The work collected clusters of short interviews/exchanges with economists, seeking their input on these questions of the nature and jurisdictions of the economy. Speaking and listening in person was important for two reasons. Firstly, to honour spoken voice as Franco Berardi identifies it; as a unique and unrecombinable imprint. [5] Secondly, spoken voice was important because this project understood itself as 'embodied writing'; there are no pure ideas, they are all filtered through bodies, and extensions of bodies in the forms of the artefacts we produce. [6]

[1] 'There Are Reasons for Looking and Feeling and Thinking about Things That Are Invisible: A Two Day Event on New Narratives in Art Writing - Western Front,' accessed March 17, 2015. This event brought together four writers associated with this West Coast literary movement: Eileen Myles, Jacob Wren, Lynne Tillman and Maria Fusco.

[2] I learned of this term from a paper given by local economist Matt Nolan, who referenced: Paul H. Rubin, 'Folk Economics,' Southern Economic Journal 70, no. 1 (July 1, 2003): 157–71, doi:10.2307/1061637. My usage is probably a reclamation and a broadening of the phrase.

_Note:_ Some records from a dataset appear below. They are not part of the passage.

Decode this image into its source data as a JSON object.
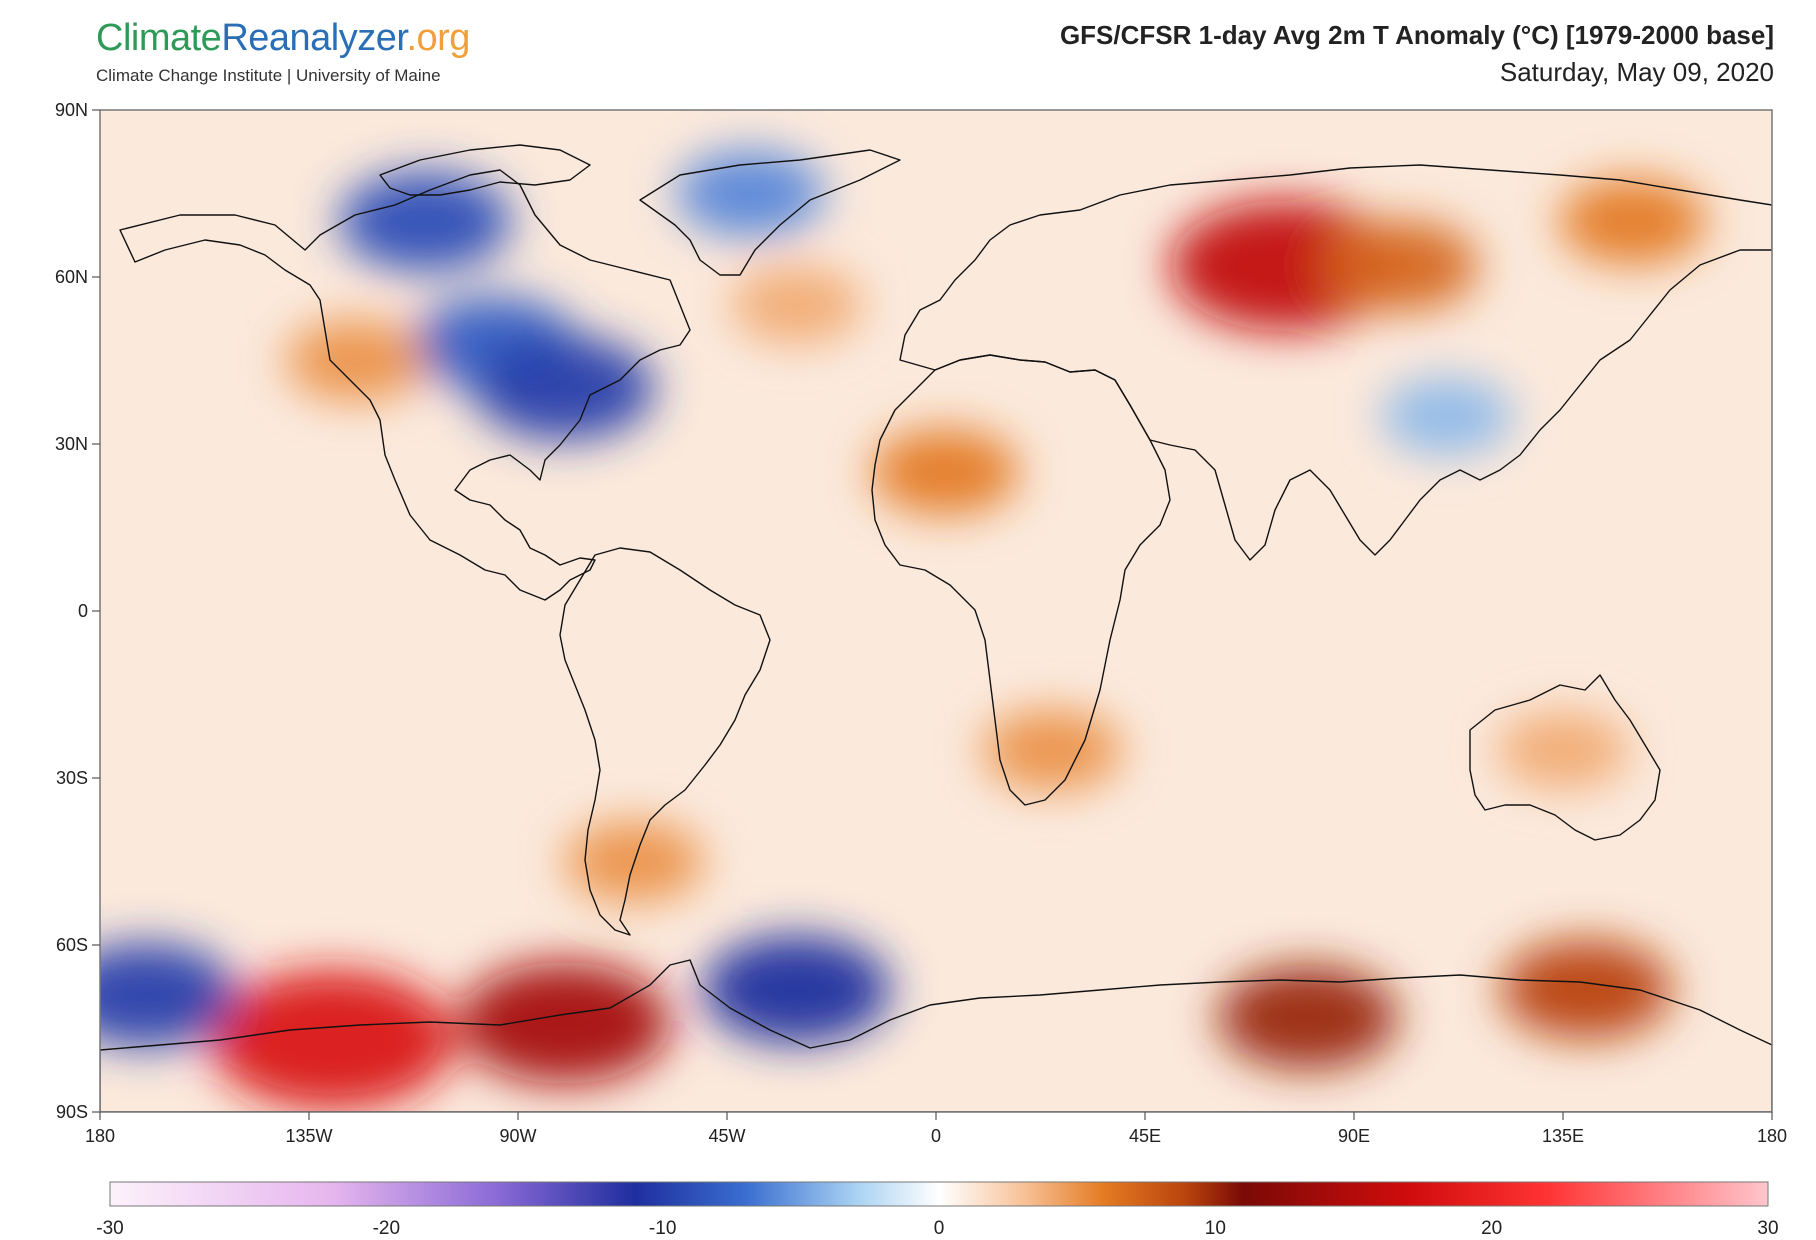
{
  "logo": {
    "part1": "Climate",
    "part2": "Reanalyzer",
    "part3": ".org",
    "subtitle": "Climate Change Institute | University of Maine"
  },
  "title": {
    "main": "GFS/CFSR 1-day Avg 2m T Anomaly (°C) [1979-2000 base]",
    "date": "Saturday, May 09, 2020"
  },
  "map": {
    "lat_labels": [
      {
        "text": "90N",
        "lat": 90
      },
      {
        "text": "60N",
        "lat": 60
      },
      {
        "text": "30N",
        "lat": 30
      },
      {
        "text": "0",
        "lat": 0
      },
      {
        "text": "30S",
        "lat": -30
      },
      {
        "text": "60S",
        "lat": -60
      },
      {
        "text": "90S",
        "lat": -90
      }
    ],
    "lon_labels": [
      {
        "text": "180",
        "lon": -180
      },
      {
        "text": "135W",
        "lon": -135
      },
      {
        "text": "90W",
        "lon": -90
      },
      {
        "text": "45W",
        "lon": -45
      },
      {
        "text": "0",
        "lon": 0
      },
      {
        "text": "45E",
        "lon": 45
      },
      {
        "text": "90E",
        "lon": 90
      },
      {
        "text": "135E",
        "lon": 135
      },
      {
        "text": "180",
        "lon": 180
      }
    ],
    "anomalies": [
      {
        "lon": -95,
        "lat": 48,
        "v": -8
      },
      {
        "lon": -80,
        "lat": 40,
        "v": -10
      },
      {
        "lon": -110,
        "lat": 70,
        "v": -9
      },
      {
        "lon": -40,
        "lat": 75,
        "v": -6
      },
      {
        "lon": 75,
        "lat": 62,
        "v": 16
      },
      {
        "lon": 100,
        "lat": 62,
        "v": 7
      },
      {
        "lon": 150,
        "lat": 70,
        "v": 6
      },
      {
        "lon": 2,
        "lat": 25,
        "v": 6
      },
      {
        "lon": -130,
        "lat": -77,
        "v": 18
      },
      {
        "lon": -80,
        "lat": -74,
        "v": 14
      },
      {
        "lon": -30,
        "lat": -68,
        "v": -11
      },
      {
        "lon": -170,
        "lat": -69,
        "v": -10
      },
      {
        "lon": 80,
        "lat": -73,
        "v": 10
      },
      {
        "lon": 140,
        "lat": -68,
        "v": 9
      },
      {
        "lon": 110,
        "lat": 35,
        "v": -4
      },
      {
        "lon": 135,
        "lat": -25,
        "v": 4
      },
      {
        "lon": 25,
        "lat": -25,
        "v": 5
      },
      {
        "lon": -65,
        "lat": -45,
        "v": 5
      },
      {
        "lon": -125,
        "lat": 45,
        "v": 5
      },
      {
        "lon": -30,
        "lat": 55,
        "v": 4
      }
    ]
  },
  "colorbar": {
    "min": -30,
    "max": 30,
    "ticks": [
      {
        "text": "-30",
        "value": -30
      },
      {
        "text": "-20",
        "value": -20
      },
      {
        "text": "-10",
        "value": -10
      },
      {
        "text": "0",
        "value": 0
      },
      {
        "text": "10",
        "value": 10
      },
      {
        "text": "20",
        "value": 20
      },
      {
        "text": "30",
        "value": 30
      }
    ],
    "stops": [
      {
        "value": -30,
        "color": "#fdf2fb"
      },
      {
        "value": -22,
        "color": "#e6b6ee"
      },
      {
        "value": -16,
        "color": "#8a6ad6"
      },
      {
        "value": -11,
        "color": "#1f2e9e"
      },
      {
        "value": -7,
        "color": "#3a6ed0"
      },
      {
        "value": -3,
        "color": "#a9d2f2"
      },
      {
        "value": 0,
        "color": "#ffffff"
      },
      {
        "value": 3,
        "color": "#f8c39a"
      },
      {
        "value": 6,
        "color": "#e47a22"
      },
      {
        "value": 9,
        "color": "#b8420c"
      },
      {
        "value": 11,
        "color": "#7a0a06"
      },
      {
        "value": 17,
        "color": "#d00c0c"
      },
      {
        "value": 22,
        "color": "#ff3333"
      },
      {
        "value": 30,
        "color": "#ffc6cc"
      }
    ]
  }
}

[3] 'Real people, as manifest in "society," have been melted down into an abstraction called "The Economy" which we all serve, as if it rises above us. No-one any longer seems to be able to speak a human language of economic change; instead politicians recite the latest figures as if they were magic charms.' This, taken from a newspaper column by Australian journalist Donald Horne, is an example of the kind of sentiment, often expressed figuratively, by non-economists. Tony Bennett et al., New Keywords: A Revised Vocabulary of Culture and Society (Malden, MA: Blackwell Pub., 2005).

[4] Robert H Nelson, Reaching for Heaven on Earth: The Theological Meaning of Economics (Savage, Md.: Rowman & Littlefield Publishers, 1991).

[5] Franco Berardi, The Uprising: On Poetry and Finance (Los Angeles: Semiotext(e), 2012).

[6] An extrapolation on embodied writing can be found in Robert Gluck, 'Long Note on New Narrative,' accessed March 18, 2015.